A video game called Paranormal Activity: The Lost Soul was released on August 15, 2017, for Microsoft Windows and PS4. The game was engineered for VR and made use of the PlayStation VR for the PlayStation as well as Oculus Rift and HTC Vive for Windows, but VR was not required for play. The game was nominated for "Best Sound Design for an Indie Game" at the 16th Annual Game Audio Network Guild Awards.
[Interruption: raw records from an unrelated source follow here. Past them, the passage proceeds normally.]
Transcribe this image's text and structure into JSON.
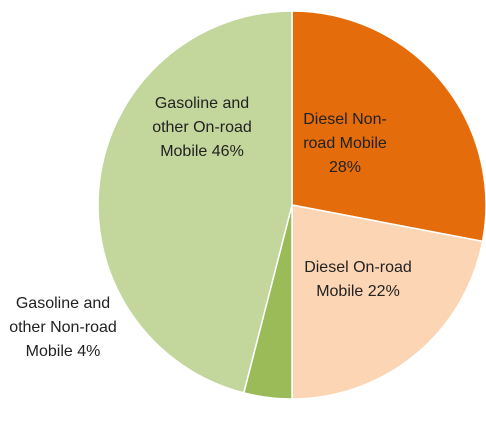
{
  "chart_data": {
    "type": "pie",
    "categories": [
      "Diesel Non-road Mobile",
      "Diesel On-road Mobile",
      "Gasoline and other Non-road Mobile",
      "Gasoline and other On-road Mobile"
    ],
    "values": [
      28,
      22,
      4,
      46
    ],
    "value_labels": [
      "28%",
      "22%",
      "4%",
      "46%"
    ],
    "colors": [
      "#e46c0a",
      "#fcd5b5",
      "#9bbb59",
      "#c3d69b"
    ]
  }
}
A video game titled Paranormal Activity: Threshold, developed by DarkStone Digital and published by DreadXP, was announced in 2024 for release in 2026. The game was cancelled in May 2026.

===Documentary===
A documentary about the making of the films called Unknown Dimension: The Story of Paranormal Activity, was released on October 29, 2021.

===Related film===

A Japanese-language Paranormal Activity sequel was released in 2010. It follows Haruka Yamano, who was in a car accident that broke her legs. She stayed home with her brother while their father was away as strange activity started happening in the house. It is later revealed that Haruka killed the possessed Katie in the car accident, causing the demon to transfer to her.

=== Stage play ===

A stage play based on the films also called Paranormal Activity written by Levi Holloway and directed by Felix Barrett premiered at the Courtyard at Leeds Playhouse on July 4, 2024, for a limited run until August 3. A US tour began in October 2025, prior to a 12-week run in London's West End from 5 December 2025 at the Ambassadors Theatre.

=== Podcast ===
Paranormal Activity: True Tales of Possession was released in July 2024 on Audible in collaboration with Paramount Pictures Audio, where the lead actors of the first film Katie Featherston and Micah Sloat examining real-life stories of demonic possession, tracing the phenomenon from its earliest known accounts to its modern-day headlines.